我是python新手。我曾经用R编写代码并使用period_apply
函数。因此,我在下面的python中尝试了以下方法
首先,我不明白错误想告诉我什么。
第二,我不明白,如果我包含第一行数据,为什么我只会在groupby
中得到错误。然而,使用resample
,无论是否包含第一行,我都会得到错误。
第三,我如何解决这个问题,请不要告诉我跳过第一行,因为我使用的数据集要大得多
数据
Best_Bid Best_Ask
Timestamp
2019-05-02 11:59:59.602 29636.0 29638.0
2019-05-02 12:59:00.033 NaN NaN
2019-05-02 12:59:00.033 NaN NaN
2019-05-02 12:59:00.033 NaN NaN
2019-05-02 12:59:00.033 NaN NaN
2019-05-02 12:59:00.033 NaN NaN
2019-05-02 12:59:00.033 NaN NaN
{'Best_Bid': {Timestamp('2019-05-02 11:59:59.602000'): 29636.0,
Timestamp('2019-05-02 12:59:00.033000'): nan},
'Best_Bid_Q': {Timestamp('2019-05-02 11:59:59.602000'): 4.0,
Timestamp('2019-05-02 12:59:00.033000'): nan},
'Best_Ask': {Timestamp('2019-05-02 11:59:59.602000'): 29638.0,
Timestamp('2019-05-02 12:59:00.033000'): nan}}
我正在尝试应用下面的函数(我知道我本可以做.agg({'Best_Bid':['last']})
,但这是我原始代码的简化版本)
功能
def func(x):
best_bid = (x['Best_Bid'])[-1]
best_ask = (x['Best_Ask'])[-1]
return pd.Series([best_bid,best_ask], index=['bbbid', 'aaask'])
groupby和grouper 如果我跳过第一排就跑。
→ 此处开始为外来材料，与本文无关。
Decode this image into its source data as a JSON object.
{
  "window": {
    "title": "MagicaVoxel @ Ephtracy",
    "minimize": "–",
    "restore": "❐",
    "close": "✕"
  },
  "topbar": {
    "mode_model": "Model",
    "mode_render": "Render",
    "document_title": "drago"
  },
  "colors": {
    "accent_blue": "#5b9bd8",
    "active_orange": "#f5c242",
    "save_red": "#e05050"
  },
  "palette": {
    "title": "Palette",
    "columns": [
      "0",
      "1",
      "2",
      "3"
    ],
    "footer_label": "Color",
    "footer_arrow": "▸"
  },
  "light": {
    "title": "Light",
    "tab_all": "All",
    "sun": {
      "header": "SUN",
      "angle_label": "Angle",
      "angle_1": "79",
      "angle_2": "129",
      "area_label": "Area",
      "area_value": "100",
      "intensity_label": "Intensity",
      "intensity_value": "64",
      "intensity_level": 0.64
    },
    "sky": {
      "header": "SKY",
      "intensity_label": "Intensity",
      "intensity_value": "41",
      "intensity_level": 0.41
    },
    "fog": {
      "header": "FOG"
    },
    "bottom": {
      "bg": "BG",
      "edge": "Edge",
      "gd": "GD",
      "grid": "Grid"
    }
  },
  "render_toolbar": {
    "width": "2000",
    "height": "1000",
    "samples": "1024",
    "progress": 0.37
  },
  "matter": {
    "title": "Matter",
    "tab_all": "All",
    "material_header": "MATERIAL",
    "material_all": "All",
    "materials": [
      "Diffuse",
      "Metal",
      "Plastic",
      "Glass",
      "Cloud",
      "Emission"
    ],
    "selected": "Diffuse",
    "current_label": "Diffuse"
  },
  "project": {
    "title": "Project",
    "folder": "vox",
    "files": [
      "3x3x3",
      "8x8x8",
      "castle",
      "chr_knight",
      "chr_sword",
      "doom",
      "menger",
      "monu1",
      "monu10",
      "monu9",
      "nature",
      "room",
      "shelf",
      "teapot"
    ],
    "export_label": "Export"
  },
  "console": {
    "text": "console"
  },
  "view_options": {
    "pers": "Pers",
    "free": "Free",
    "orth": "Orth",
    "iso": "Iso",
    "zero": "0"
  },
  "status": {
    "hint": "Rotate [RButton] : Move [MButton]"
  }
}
事情进展顺利
df.iloc[1:,:].groupby(pd.Grouper(freq='180S',closed='right',label='right',base=-0.0001)).apply(func)
bbbid aaask
Timestamp
2019-05-02 12:59:59.999899904 NaN NaN
但是,如果我包括第一行,我会得到以下错误
df.groupby(pd.Grouper(freq='180S',closed='right',label='right',base=-0.0001)).apply(func)
Traceback (most recent call last):
File "C:\Users\testUser\AppData\Local\Programs\Python\Python38\lib\site-packages\pandas\core\indexes\base.py", line 4405, in get_value
return self._engine.get_value(s, k, tz=getattr(series.dtype, "tz", None))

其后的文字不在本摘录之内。